The Wolf Wilder’ by Katherine Rundell  

Katherine Rundell visited the school in which I worked shortly after her first book, ‘Rooftoppers’ was published. It was a sensation, as was she. Young, educated, articulate and convincing- she had her audience compelled by her energy and ambition.

The book deserved its acclaim. It was something fresh, daring and different. Yet despite being in that audience, loving her debut and her delivery, I felt reluctant to dive into her magic anew with her latest title, ‘The Wolf Wilder.’ I thought, ‘Can she really be that good?’

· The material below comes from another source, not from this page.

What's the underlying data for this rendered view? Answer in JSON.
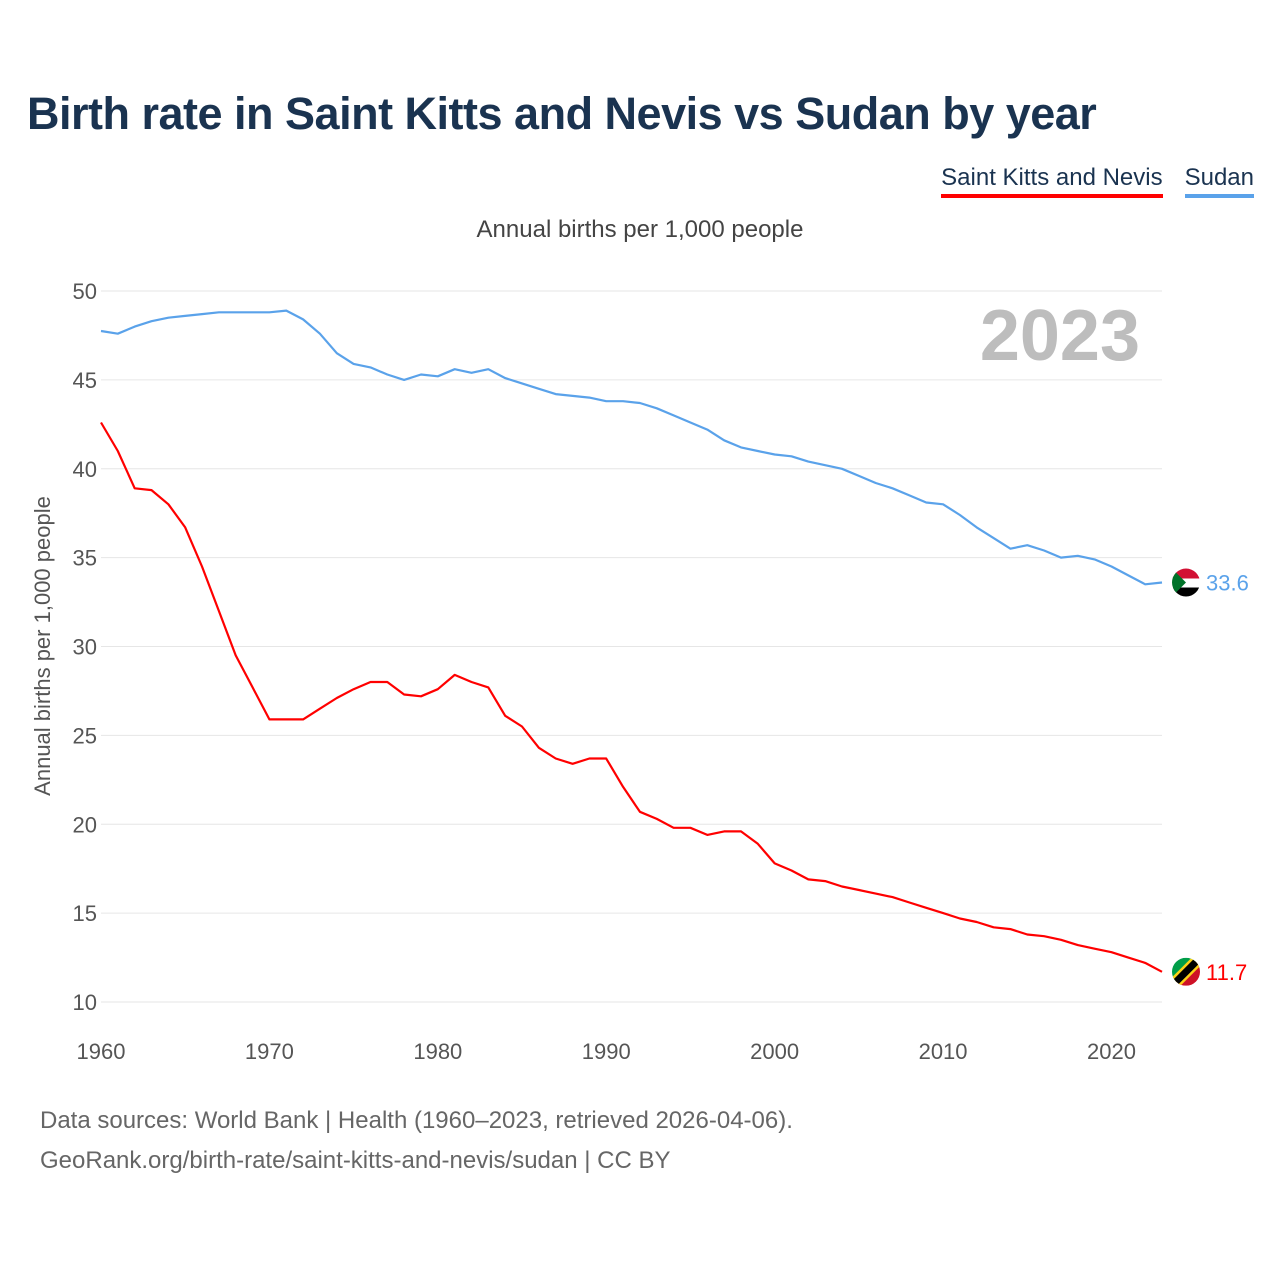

Yes, reader, she can. I think what Katherine Rundell can do, which is so rare for any author, whether writing for children or adults, is create something different every time. ‘The Wolf Wilder’ is unlike anything I have read. There is a ‘sniff’ of Philip Pullman’s Lyra, but Feo, Rundell’s main character, is unschooled, unsophisticated, almost fauve-savant.

The story is set in pre-revolutionary Russia. The setting is used to explain and exacerbate the turmoil bubbling from St Petersburg to the rural communities that threaten Feo’s way of life.

I loved the characters, full of impulsivity, passion and rage, the wintry backdrop, the history and zoology. I loved the way there is no compromise in the story’s delivery. We learn the harsh realities of poverty, cold, cruelty and superstition. We bear the full brunt of Feo’s and Ilya’s harsh location and lives.

’The Wolf Wilder’ is a triumph. This one, dear Jake, is in your birthday parcel.